Younger Investors Are Betting On Stock Market Alternatives While Some Blame That Bet On Impatience

No matter who you talk to, the consensus is that the investment strategy of young investors today is not the same as their father’s or mother’s.

A Bank of America Corp. BAC study found that 75% of young investors say it’s impossible to achieve above-average returns solely with traditional stocks and bonds. Whether that strategy is related or not, they’re also going to have to wait longer for any disbursement of family money, according to the report.

The 2022 Bank of America (BOA) Private Bank Study of Wealthy Americans found some pretty stark differences between generational investment, giving and wealth planning. 

“Financial behaviors and values take shape early in life and live on in the legacies passed from one generation to the next,” Private Bank at Bank of America President Katy Knox said. “These research findings point to a larger role wealth advisers and the financial services industry play in helping families transition wealth and meet the needs of the next generation.” And that transition for many will skip traditional stock market investment. 
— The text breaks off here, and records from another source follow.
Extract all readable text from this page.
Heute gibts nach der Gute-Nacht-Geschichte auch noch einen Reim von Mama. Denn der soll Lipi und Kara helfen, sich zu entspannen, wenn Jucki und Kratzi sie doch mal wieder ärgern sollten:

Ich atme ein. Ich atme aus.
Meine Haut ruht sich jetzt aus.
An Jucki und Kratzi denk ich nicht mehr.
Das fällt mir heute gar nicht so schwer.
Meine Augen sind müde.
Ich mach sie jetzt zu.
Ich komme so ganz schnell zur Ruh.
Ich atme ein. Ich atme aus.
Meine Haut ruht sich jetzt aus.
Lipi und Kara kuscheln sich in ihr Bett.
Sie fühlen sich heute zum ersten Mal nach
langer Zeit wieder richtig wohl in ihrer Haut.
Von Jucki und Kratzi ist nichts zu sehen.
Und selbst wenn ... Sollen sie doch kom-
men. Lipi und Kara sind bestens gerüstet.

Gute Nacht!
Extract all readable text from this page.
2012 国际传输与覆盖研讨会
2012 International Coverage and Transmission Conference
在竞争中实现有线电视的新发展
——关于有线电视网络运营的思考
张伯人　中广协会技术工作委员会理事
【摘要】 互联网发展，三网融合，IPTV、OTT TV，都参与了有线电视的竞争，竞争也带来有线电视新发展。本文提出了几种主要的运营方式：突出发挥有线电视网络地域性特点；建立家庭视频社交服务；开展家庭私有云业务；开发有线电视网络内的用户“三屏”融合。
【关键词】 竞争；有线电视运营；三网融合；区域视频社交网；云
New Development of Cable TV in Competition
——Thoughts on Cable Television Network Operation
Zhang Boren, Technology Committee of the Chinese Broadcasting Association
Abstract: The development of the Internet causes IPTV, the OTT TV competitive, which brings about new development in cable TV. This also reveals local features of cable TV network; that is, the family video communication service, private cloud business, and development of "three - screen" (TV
The report found that 75% of investors between the ages of 21 and 42, compared to 32% of investors over age 43, do not think it’s possible to achieve above-average returns solely with traditional stocks and bonds.
Eighty percent of young investors are instead looking to sink money into private equity, commodities, real estate and other tangible assets, allocating three times more of their investment portfolios to alternative strategies (16%) and half as much to stocks (25%) than older investors (5% and 55%, respectively).
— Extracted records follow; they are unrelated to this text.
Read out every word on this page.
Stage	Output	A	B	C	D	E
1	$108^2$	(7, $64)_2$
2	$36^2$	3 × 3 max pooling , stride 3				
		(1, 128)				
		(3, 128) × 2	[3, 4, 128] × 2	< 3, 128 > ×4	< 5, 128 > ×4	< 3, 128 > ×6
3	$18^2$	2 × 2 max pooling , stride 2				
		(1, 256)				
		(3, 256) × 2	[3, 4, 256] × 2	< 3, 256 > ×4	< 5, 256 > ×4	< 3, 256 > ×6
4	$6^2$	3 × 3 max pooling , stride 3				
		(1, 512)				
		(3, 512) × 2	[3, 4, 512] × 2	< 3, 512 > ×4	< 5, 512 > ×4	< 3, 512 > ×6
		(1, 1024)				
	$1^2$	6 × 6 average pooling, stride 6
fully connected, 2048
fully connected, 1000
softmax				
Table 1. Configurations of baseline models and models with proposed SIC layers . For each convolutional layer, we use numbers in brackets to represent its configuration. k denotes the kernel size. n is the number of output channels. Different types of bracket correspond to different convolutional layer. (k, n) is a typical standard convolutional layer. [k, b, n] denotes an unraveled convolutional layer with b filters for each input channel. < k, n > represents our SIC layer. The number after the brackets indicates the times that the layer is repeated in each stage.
As for the family talk regarding passing wealth along to the younger members, it’s starting later, with 68% of parents surveyed saying they have talked with their children about their family’s wealth. But they’re waiting until the younger members of the family are at least 27 years old, with just more than half believing their children are well prepared to handle family money or any inheritance they stand to receive. 

One of the reasons may be that their alternative investment bets have not worked out so well lately. Most millennials have invested in cryptocurrency, with Bitcoin now worth around $20,000 after beginning 2022 at $45,000. The market wouldn’t have been a suitable replacement investment this year either, with the S&P 500 Index down more than 28%.

But some critics believe millennials and younger investors are not looking at the long-haul returns that mark stock investments. NerdWallet recently studied the last 40 years of market returns and interest rates to determine how much a 25-year-old who today earns a median annual income for that age ($40,456) and saves 15% would accumulate over the next 40 years if conditions were similar to those of the past four decades. They point to the fact the S&P 500 had an average annual return of 10.96% during the last 40-year period analyzed before inflation. Alternative investment decisions, such as buying three-month Treasurys, had an average return of 4.61%.
As for the habits of generational philanthropy, the BOA report showed that only 41% of older generations think the next generation’s philanthropic efforts will be equally effective as their own, compared to 87% of the younger generation believing their giving will be more effective than earlier generations.